Contents

The contents of each edition/impression are described in the eponymous field, providing information about the number of leaves, the physical make-up of all the copies classed under the given code, and the printing method used to produce them. Where the printed pagination begins with ‘1’, any preceding pages without numbering are designated by lower-case roman numerals in square brackets (e.g. 2–1-W); con­versely, where the existing pagination starts with a number other than ‘1’, bracketed arabic numerals up to the first printed page number are assigned to the unnumbered pages before it, with lower-case roman numer­als again in square brackets being used for any previous pages as relevant (e.g. 12–1-Sm). Un­num­bered pages at the end are given arabic numerals in square brackets, following on from the last printed page number. 

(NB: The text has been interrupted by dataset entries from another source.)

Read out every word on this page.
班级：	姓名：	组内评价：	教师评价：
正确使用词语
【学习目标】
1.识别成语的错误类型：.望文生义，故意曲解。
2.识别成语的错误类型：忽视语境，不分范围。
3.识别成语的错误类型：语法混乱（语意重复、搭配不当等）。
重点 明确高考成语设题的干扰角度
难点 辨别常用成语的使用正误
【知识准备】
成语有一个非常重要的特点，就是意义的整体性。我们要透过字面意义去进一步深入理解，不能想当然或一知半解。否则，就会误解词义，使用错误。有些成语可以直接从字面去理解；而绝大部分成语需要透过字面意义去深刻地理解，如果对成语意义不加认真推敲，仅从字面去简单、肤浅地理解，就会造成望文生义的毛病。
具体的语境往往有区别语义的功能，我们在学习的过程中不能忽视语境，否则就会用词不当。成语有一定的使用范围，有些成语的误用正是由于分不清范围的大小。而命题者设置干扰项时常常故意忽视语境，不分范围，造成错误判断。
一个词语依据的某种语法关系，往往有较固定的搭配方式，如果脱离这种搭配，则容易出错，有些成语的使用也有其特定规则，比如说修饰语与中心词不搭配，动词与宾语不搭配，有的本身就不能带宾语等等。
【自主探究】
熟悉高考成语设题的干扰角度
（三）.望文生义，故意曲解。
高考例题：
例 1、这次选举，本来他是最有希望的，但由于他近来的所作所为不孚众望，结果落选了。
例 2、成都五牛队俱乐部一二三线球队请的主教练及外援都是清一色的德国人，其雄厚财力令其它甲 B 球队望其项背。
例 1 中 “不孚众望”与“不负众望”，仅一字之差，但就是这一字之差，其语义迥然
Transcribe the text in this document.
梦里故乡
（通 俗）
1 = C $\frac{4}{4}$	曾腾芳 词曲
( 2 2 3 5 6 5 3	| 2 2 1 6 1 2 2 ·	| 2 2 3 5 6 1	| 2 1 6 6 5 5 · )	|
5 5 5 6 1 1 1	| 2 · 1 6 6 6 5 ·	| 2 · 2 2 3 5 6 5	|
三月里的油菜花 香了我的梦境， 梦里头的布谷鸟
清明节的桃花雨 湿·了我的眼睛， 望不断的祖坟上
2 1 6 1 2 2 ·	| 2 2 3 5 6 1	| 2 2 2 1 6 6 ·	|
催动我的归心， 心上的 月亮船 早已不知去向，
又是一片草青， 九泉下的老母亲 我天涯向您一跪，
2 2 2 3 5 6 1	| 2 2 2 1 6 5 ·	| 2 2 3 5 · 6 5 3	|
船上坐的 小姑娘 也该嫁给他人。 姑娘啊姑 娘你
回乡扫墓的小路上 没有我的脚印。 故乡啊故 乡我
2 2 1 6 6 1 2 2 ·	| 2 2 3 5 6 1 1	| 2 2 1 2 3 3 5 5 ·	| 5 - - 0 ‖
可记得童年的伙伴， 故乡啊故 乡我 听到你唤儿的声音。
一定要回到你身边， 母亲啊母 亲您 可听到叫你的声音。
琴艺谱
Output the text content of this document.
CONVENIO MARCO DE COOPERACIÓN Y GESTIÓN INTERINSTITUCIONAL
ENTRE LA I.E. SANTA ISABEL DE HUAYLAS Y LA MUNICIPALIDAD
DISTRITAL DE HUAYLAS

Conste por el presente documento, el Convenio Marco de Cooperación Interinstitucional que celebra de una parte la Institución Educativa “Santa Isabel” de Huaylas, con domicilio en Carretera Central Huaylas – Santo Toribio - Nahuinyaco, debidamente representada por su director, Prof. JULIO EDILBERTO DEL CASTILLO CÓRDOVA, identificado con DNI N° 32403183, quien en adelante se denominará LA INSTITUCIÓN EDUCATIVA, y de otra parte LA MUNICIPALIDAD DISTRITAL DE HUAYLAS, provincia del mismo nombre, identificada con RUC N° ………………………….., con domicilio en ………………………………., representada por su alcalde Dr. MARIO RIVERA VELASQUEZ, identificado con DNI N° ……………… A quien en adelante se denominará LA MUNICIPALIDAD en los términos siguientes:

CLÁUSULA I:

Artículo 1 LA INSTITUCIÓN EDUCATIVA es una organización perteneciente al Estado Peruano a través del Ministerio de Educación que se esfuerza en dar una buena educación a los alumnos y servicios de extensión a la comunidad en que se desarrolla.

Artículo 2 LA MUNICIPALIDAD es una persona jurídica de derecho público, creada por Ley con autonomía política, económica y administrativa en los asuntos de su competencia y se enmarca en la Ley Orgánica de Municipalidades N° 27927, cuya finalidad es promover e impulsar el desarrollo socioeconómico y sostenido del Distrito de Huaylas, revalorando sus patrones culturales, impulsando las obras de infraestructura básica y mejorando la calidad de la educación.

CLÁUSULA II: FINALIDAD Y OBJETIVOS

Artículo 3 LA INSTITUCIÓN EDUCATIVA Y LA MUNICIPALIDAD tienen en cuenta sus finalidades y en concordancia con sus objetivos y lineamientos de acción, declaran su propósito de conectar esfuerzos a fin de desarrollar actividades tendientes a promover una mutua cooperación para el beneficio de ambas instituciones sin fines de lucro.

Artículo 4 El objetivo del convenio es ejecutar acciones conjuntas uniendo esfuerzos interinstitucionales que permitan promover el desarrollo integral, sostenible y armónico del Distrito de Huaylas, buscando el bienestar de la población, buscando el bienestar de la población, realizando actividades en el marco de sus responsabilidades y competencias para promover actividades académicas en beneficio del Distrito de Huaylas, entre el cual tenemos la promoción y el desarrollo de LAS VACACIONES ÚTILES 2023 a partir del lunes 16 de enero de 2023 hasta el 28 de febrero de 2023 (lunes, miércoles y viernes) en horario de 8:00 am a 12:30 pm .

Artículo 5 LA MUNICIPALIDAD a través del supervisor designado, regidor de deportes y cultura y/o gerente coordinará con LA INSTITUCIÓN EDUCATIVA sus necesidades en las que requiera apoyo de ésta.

Certain elements in the albums that contain works by Chopin – including wrappers/covers, flyleaves, decorative lithog­raphy, facsimiles, dedication pages and sheets of tissue paper – are described either in the ‘Contents’ field (e.g. 23–2-B&H, 45–1-Sm) or under ‘Copies’ (e.g. 32/2–1-Sam, MEG–1-CH), depending on the degree to which the commonly classified copies share the relevant features. The original contents of these volumes are often so difficult to reconstruct that an exceptional approach to pagination is warranted. First of all, we have assigned to these components a consecutive pagi­nation separate from the page sequence per­taining to the music text. Thus the pagination of the flyleaf or flyleaves and facsimiles located at the end of some albums has no relation to either the continuous page sequence throughout the music text (e.g. 45–1-Sm, 50/1–2-Sm) or the numbering of the last piece when individual pagination has been used (e.g. 15–1a-Sm, 32/1–1-Sam, 32/1–1a-Sam (D-Bds copy), 32/2–1a-Sam (A-Wn and PL-WRu copies, second D-Bds copy), 45–1-ME). Notated in small roman numerals in square brackets, the separate pagination of final flyleaves carries on from the unnum­bered elements located at the beginning of the volume. For similar reasons we separately describe the contents of covers as required (e.g. MFM–1-E, MEG–1-CH). In other cases (e.g. MFM–1a-E) a unique mode of description has been employed to reflect idiosyncratic aspects of a volume’s composition. It is in fact impossible to define immutable principles for pub­lications as varied and complex as the albums included in this catalogue; our paramount concern in describing them has been conciseness and transparency, which sometimes necessitates the modicum of flexibility alluded to here.